To be sure, "just wait patiently" was a theme of many of the discussions on how to catch billfish. Even if the fishing's bad? Yes. Just keep your line in. “Experiment with the fishing’s good,” Captain Hook said, not when it’s bad.© Lauren Doyle / RumBum.com

So, outside of experimenting, what can you do to make sure the fish are biting for what you’re offering? “Live bait has become more and more important,” Captain Hook said. Also, “quality of bait, variety of bait and even size.” And, make sure your bait’s got some wiggle left to it. If not, no one’s going to want it.

Continuing the conversation, Captain Ray Rosher suggests that if you're having problems out there on the water you should “change your depth, not your location.” Legendary Captain Bouncer Smith concurred, saying that sometimes marlin are 60 to 70 feet below the surface, but noting that, “If you have a south current and the water’s clean, fish in the shallow water.”

But the discussions weren’t just on how to catch marlin and other billfish, but how to catch them right – using the IGFA standards the Billfish Foundation promotes. In that vein, a lot of the talk centered around how to use circle hooks, the first of which were carved out of bone thousands of years ago, and are, the captains agreed, “time tested.”

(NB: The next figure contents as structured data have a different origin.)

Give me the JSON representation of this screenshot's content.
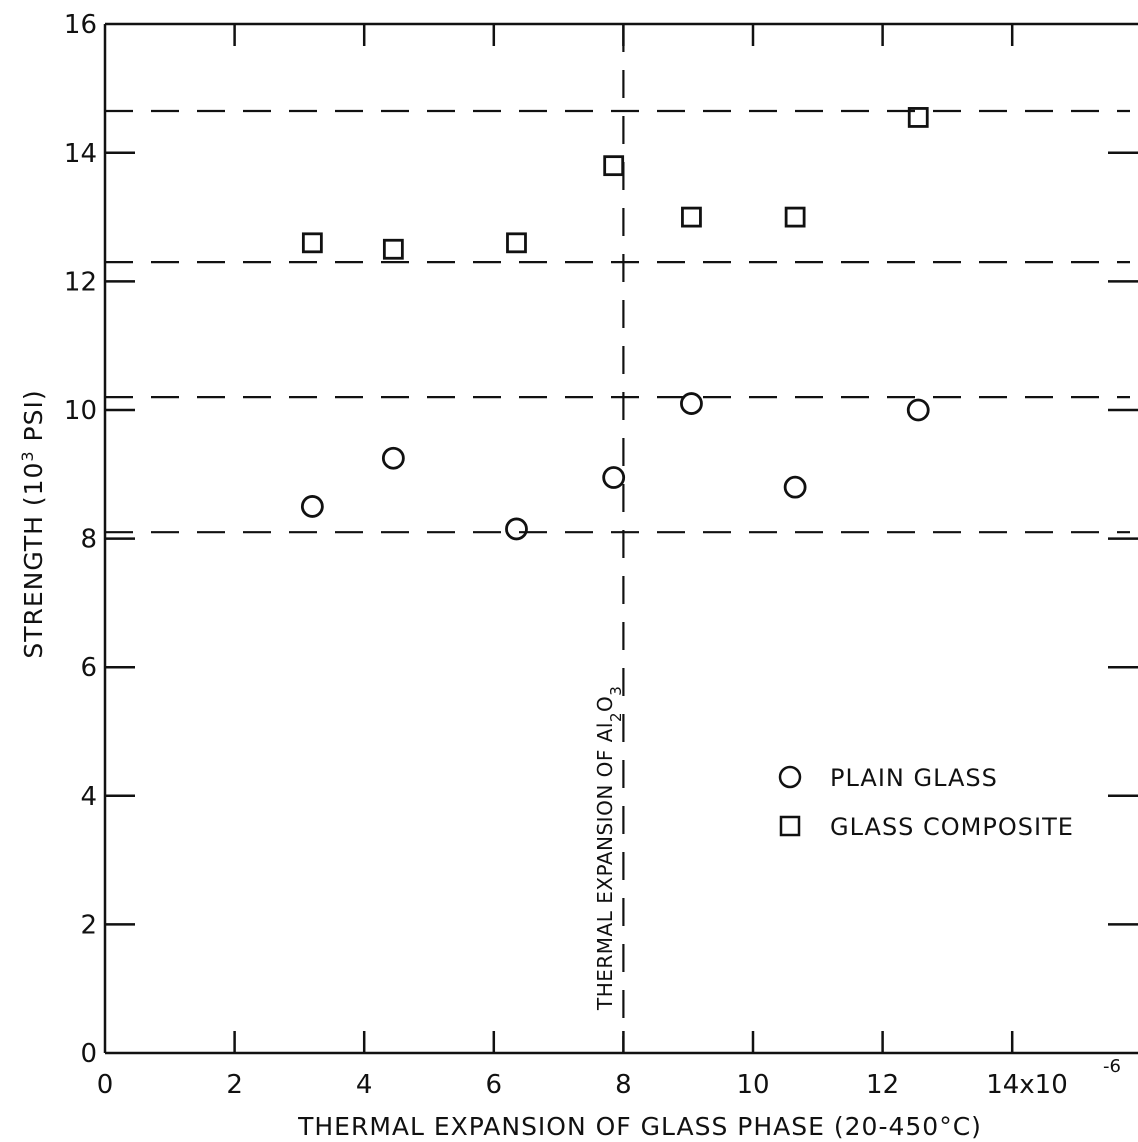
{
  "chart_data": {
    "type": "scatter",
    "xlabel": "THERMAL EXPANSION OF GLASS PHASE (20-450°C)",
    "ylabel_main": "STRENGTH (10",
    "ylabel_sup": "3",
    "ylabel_tail": " PSI)",
    "x_ticks": [
      {
        "value": 0,
        "label": "0"
      },
      {
        "value": 2,
        "label": "2"
      },
      {
        "value": 4,
        "label": "4"
      },
      {
        "value": 6,
        "label": "6"
      },
      {
        "value": 8,
        "label": "8"
      },
      {
        "value": 10,
        "label": "10"
      },
      {
        "value": 12,
        "label": "12"
      },
      {
        "value": 14,
        "label": "14x10"
      }
    ],
    "x_multiplier_sup": "-6",
    "y_ticks": [
      {
        "value": 0,
        "label": "0"
      },
      {
        "value": 2,
        "label": "2"
      },
      {
        "value": 4,
        "label": "4"
      },
      {
        "value": 6,
        "label": "6"
      },
      {
        "value": 8,
        "label": "8"
      },
      {
        "value": 10,
        "label": "10"
      },
      {
        "value": 12,
        "label": "12"
      },
      {
        "value": 14,
        "label": "14"
      },
      {
        "value": 16,
        "label": "16"
      }
    ],
    "xlim": [
      0,
      15.8
    ],
    "ylim": [
      0,
      16
    ],
    "grid": false,
    "legend_position": "lower-right",
    "series": [
      {
        "name": "PLAIN GLASS",
        "marker": "circle",
        "points": [
          {
            "x": 3.2,
            "y": 8.5
          },
          {
            "x": 4.45,
            "y": 9.25
          },
          {
            "x": 6.35,
            "y": 8.15
          },
          {
            "x": 7.85,
            "y": 8.95
          },
          {
            "x": 9.05,
            "y": 10.1
          },
          {
            "x": 10.65,
            "y": 8.8
          },
          {
            "x": 12.55,
            "y": 10.0
          }
        ]
      },
      {
        "name": "GLASS COMPOSITE",
        "marker": "square",
        "points": [
          {
            "x": 3.2,
            "y": 12.6
          },
          {
            "x": 4.45,
            "y": 12.5
          },
          {
            "x": 6.35,
            "y": 12.6
          },
          {
            "x": 7.85,
            "y": 13.8
          },
          {
            "x": 9.05,
            "y": 13.0
          },
          {
            "x": 10.65,
            "y": 13.0
          },
          {
            "x": 12.55,
            "y": 14.55
          }
        ]
      }
    ],
    "reference_lines": {
      "horizontal": [
        14.65,
        12.3,
        10.2,
        8.1
      ],
      "vertical": {
        "x": 8.0,
        "label_main": "THERMAL EXPANSION OF Al",
        "label_sub1": "2",
        "label_mid": "O",
        "label_sub2": "3"
      }
    }
  }
}
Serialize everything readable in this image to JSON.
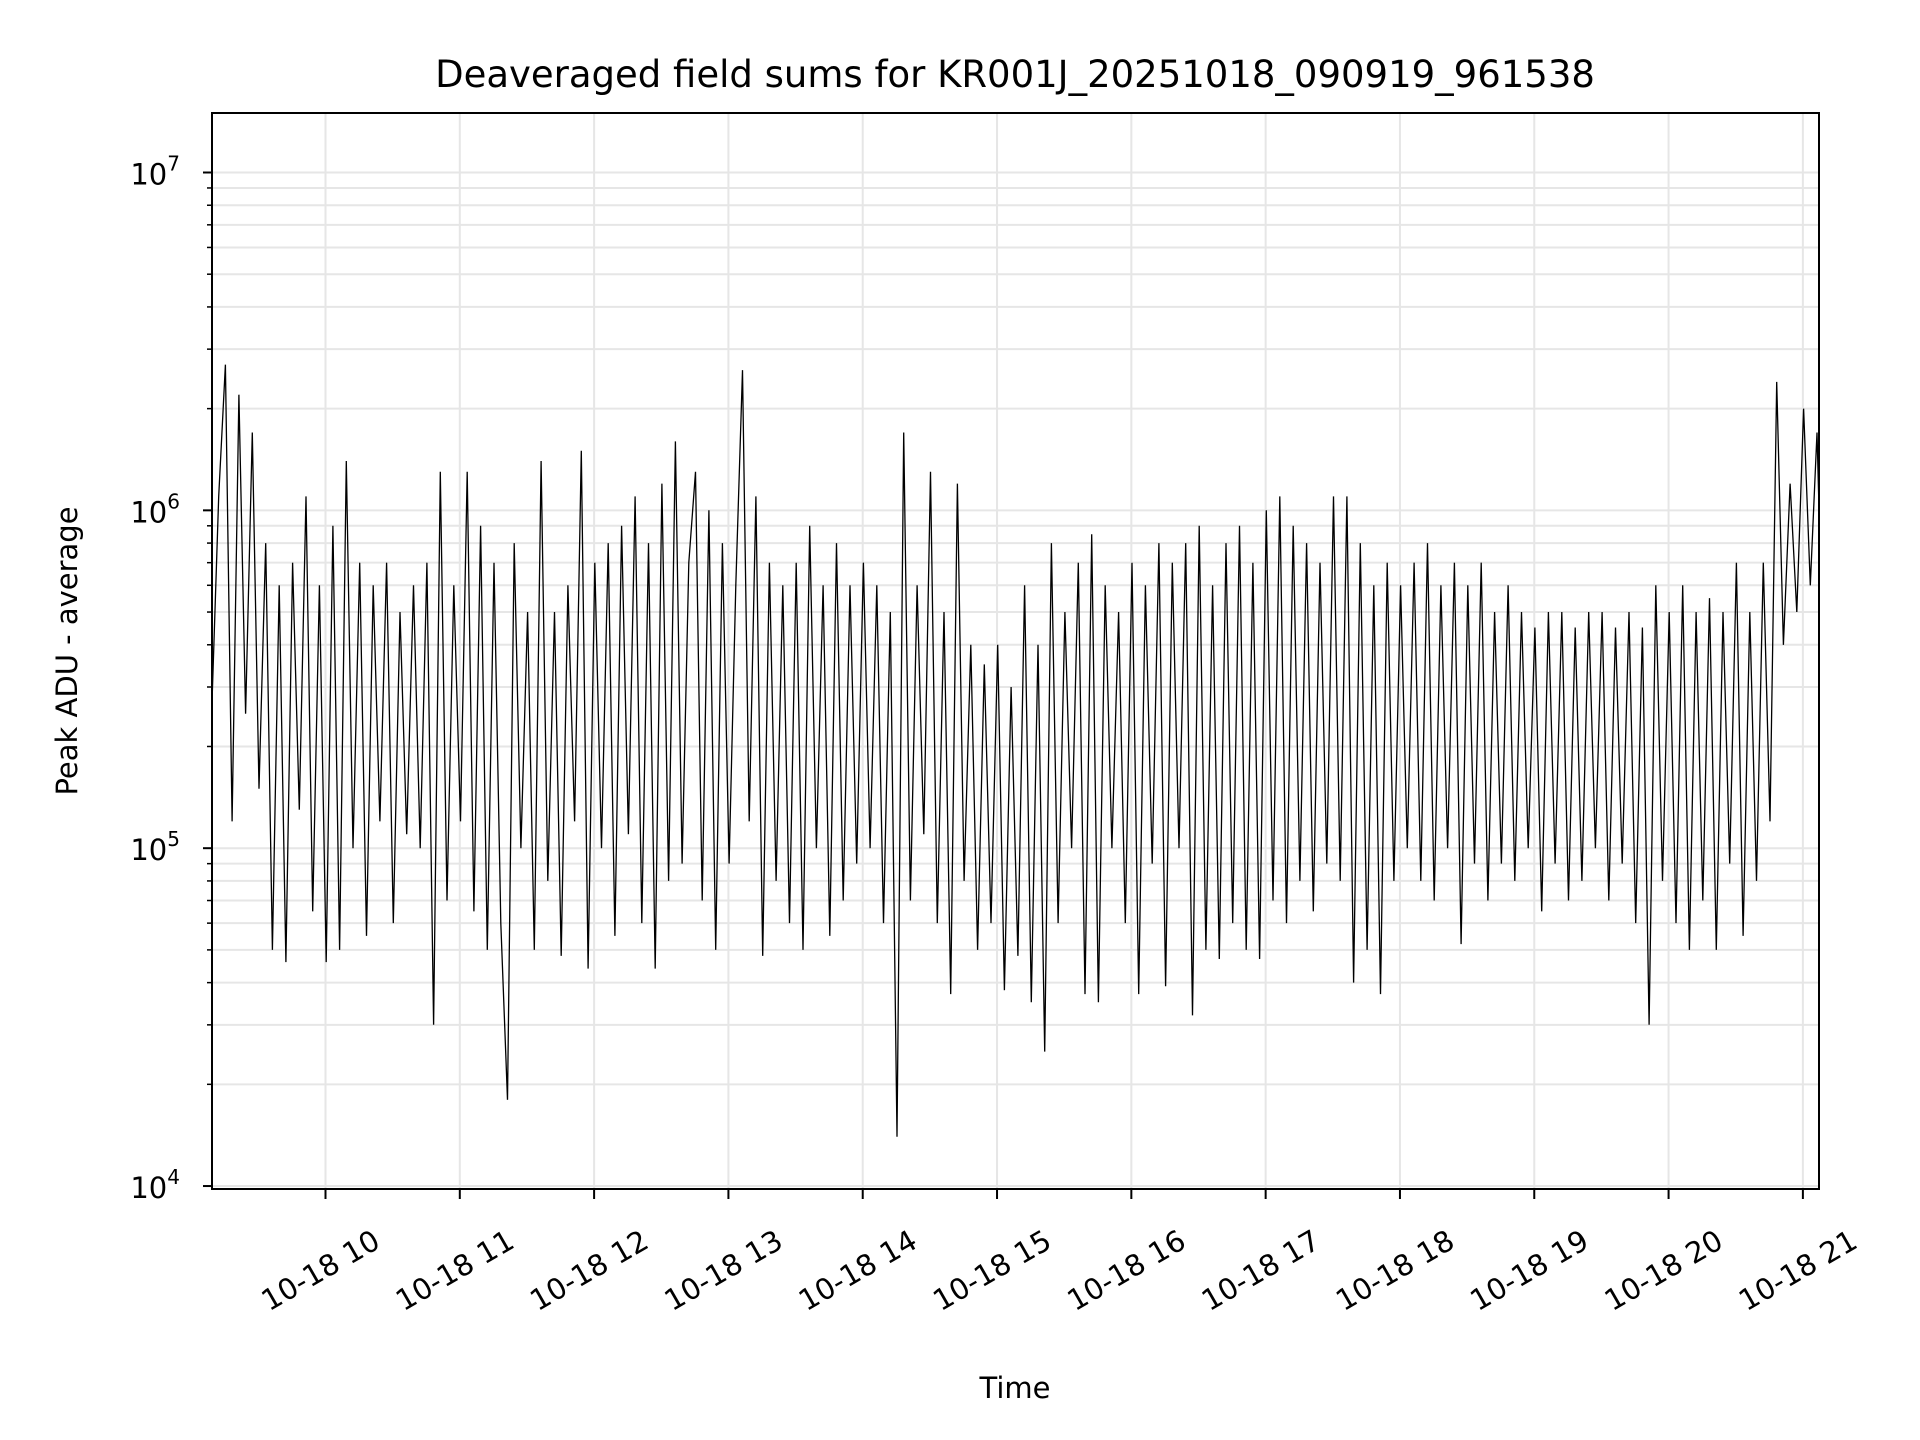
{
  "chart_data": {
    "type": "line",
    "title": "Deaveraged field sums for KR001J_20251018_090919_961538",
    "xlabel": "Time",
    "ylabel": "Peak ADU - average",
    "yscale": "log",
    "ylim": [
      9800,
      15000000
    ],
    "xlim_hours": [
      9.155,
      21.12
    ],
    "yticks": [
      {
        "exp": "4",
        "value": 10000
      },
      {
        "exp": "5",
        "value": 100000
      },
      {
        "exp": "6",
        "value": 1000000
      },
      {
        "exp": "7",
        "value": 10000000
      }
    ],
    "xticks": [
      {
        "hour": 10,
        "label": "10-18 10"
      },
      {
        "hour": 11,
        "label": "10-18 11"
      },
      {
        "hour": 12,
        "label": "10-18 12"
      },
      {
        "hour": 13,
        "label": "10-18 13"
      },
      {
        "hour": 14,
        "label": "10-18 14"
      },
      {
        "hour": 15,
        "label": "10-18 15"
      },
      {
        "hour": 16,
        "label": "10-18 16"
      },
      {
        "hour": 17,
        "label": "10-18 17"
      },
      {
        "hour": 18,
        "label": "10-18 18"
      },
      {
        "hour": 19,
        "label": "10-18 19"
      },
      {
        "hour": 20,
        "label": "10-18 20"
      },
      {
        "hour": 21,
        "label": "10-18 21"
      }
    ],
    "grid": true,
    "line_color": "#000000",
    "grid_color": "#e6e6e6",
    "series": [
      {
        "name": "deaveraged sum",
        "start_hour": 9.155,
        "step_minutes": 3,
        "values": [
          270000.0,
          1100000.0,
          2700000.0,
          120000.0,
          2200000.0,
          250000.0,
          1700000.0,
          150000.0,
          800000.0,
          50000.0,
          600000.0,
          46000.0,
          700000.0,
          130000.0,
          1100000.0,
          65000.0,
          600000.0,
          46000.0,
          900000.0,
          50000.0,
          1400000.0,
          100000.0,
          700000.0,
          55000.0,
          600000.0,
          120000.0,
          700000.0,
          60000.0,
          500000.0,
          110000.0,
          600000.0,
          100000.0,
          700000.0,
          30000.0,
          1300000.0,
          70000.0,
          600000.0,
          120000.0,
          1300000.0,
          65000.0,
          900000.0,
          50000.0,
          700000.0,
          60000.0,
          18000.0,
          800000.0,
          100000.0,
          500000.0,
          50000.0,
          1400000.0,
          80000.0,
          500000.0,
          48000.0,
          600000.0,
          120000.0,
          1500000.0,
          44000.0,
          700000.0,
          100000.0,
          800000.0,
          55000.0,
          900000.0,
          110000.0,
          1100000.0,
          60000.0,
          800000.0,
          44000.0,
          1200000.0,
          80000.0,
          1600000.0,
          90000.0,
          700000.0,
          1300000.0,
          70000.0,
          1000000.0,
          50000.0,
          800000.0,
          90000.0,
          600000.0,
          2600000.0,
          120000.0,
          1100000.0,
          48000.0,
          700000.0,
          80000.0,
          600000.0,
          60000.0,
          700000.0,
          50000.0,
          900000.0,
          100000.0,
          600000.0,
          55000.0,
          800000.0,
          70000.0,
          600000.0,
          90000.0,
          700000.0,
          100000.0,
          600000.0,
          60000.0,
          500000.0,
          14000.0,
          1700000.0,
          70000.0,
          600000.0,
          110000.0,
          1300000.0,
          60000.0,
          500000.0,
          37000.0,
          1200000.0,
          80000.0,
          400000.0,
          50000.0,
          350000.0,
          60000.0,
          400000.0,
          38000.0,
          300000.0,
          48000.0,
          600000.0,
          35000.0,
          400000.0,
          25000.0,
          800000.0,
          60000.0,
          500000.0,
          100000.0,
          700000.0,
          37000.0,
          850000.0,
          35000.0,
          600000.0,
          100000.0,
          500000.0,
          60000.0,
          700000.0,
          37000.0,
          600000.0,
          90000.0,
          800000.0,
          39000.0,
          700000.0,
          100000.0,
          800000.0,
          32000.0,
          900000.0,
          50000.0,
          600000.0,
          47000.0,
          800000.0,
          60000.0,
          900000.0,
          50000.0,
          700000.0,
          47000.0,
          1000000.0,
          70000.0,
          1100000.0,
          60000.0,
          900000.0,
          80000.0,
          800000.0,
          65000.0,
          700000.0,
          90000.0,
          1100000.0,
          80000.0,
          1100000.0,
          40000.0,
          800000.0,
          50000.0,
          600000.0,
          37000.0,
          700000.0,
          80000.0,
          600000.0,
          100000.0,
          700000.0,
          80000.0,
          800000.0,
          70000.0,
          600000.0,
          100000.0,
          700000.0,
          52000.0,
          600000.0,
          90000.0,
          700000.0,
          70000.0,
          500000.0,
          90000.0,
          600000.0,
          80000.0,
          500000.0,
          100000.0,
          450000.0,
          65000.0,
          500000.0,
          90000.0,
          500000.0,
          70000.0,
          450000.0,
          80000.0,
          500000.0,
          100000.0,
          500000.0,
          70000.0,
          450000.0,
          90000.0,
          500000.0,
          60000.0,
          450000.0,
          30000.0,
          600000.0,
          80000.0,
          500000.0,
          60000.0,
          600000.0,
          50000.0,
          500000.0,
          70000.0,
          550000.0,
          50000.0,
          500000.0,
          90000.0,
          700000.0,
          55000.0,
          500000.0,
          80000.0,
          700000.0,
          120000.0,
          2400000.0,
          400000.0,
          1200000.0,
          500000.0,
          2000000.0,
          600000.0,
          1700000.0,
          300000.0
        ]
      }
    ]
  }
}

Still, they're relatively new to the sport, and some angler's are slow to adopt to changing conservationist practices, including using circle hooks. While many captains swear by them, many others, it seems, don't understand that you have to change your technique when you change your hook. When using a circle hook, for example: Don't jerk the line, don't wind it too fast. And, "Don’t go into a panic crank. Just wind the line slowly,” Captain Smith said, asserting that once a fish is hooked with a circle hook, it’s not going anywhere.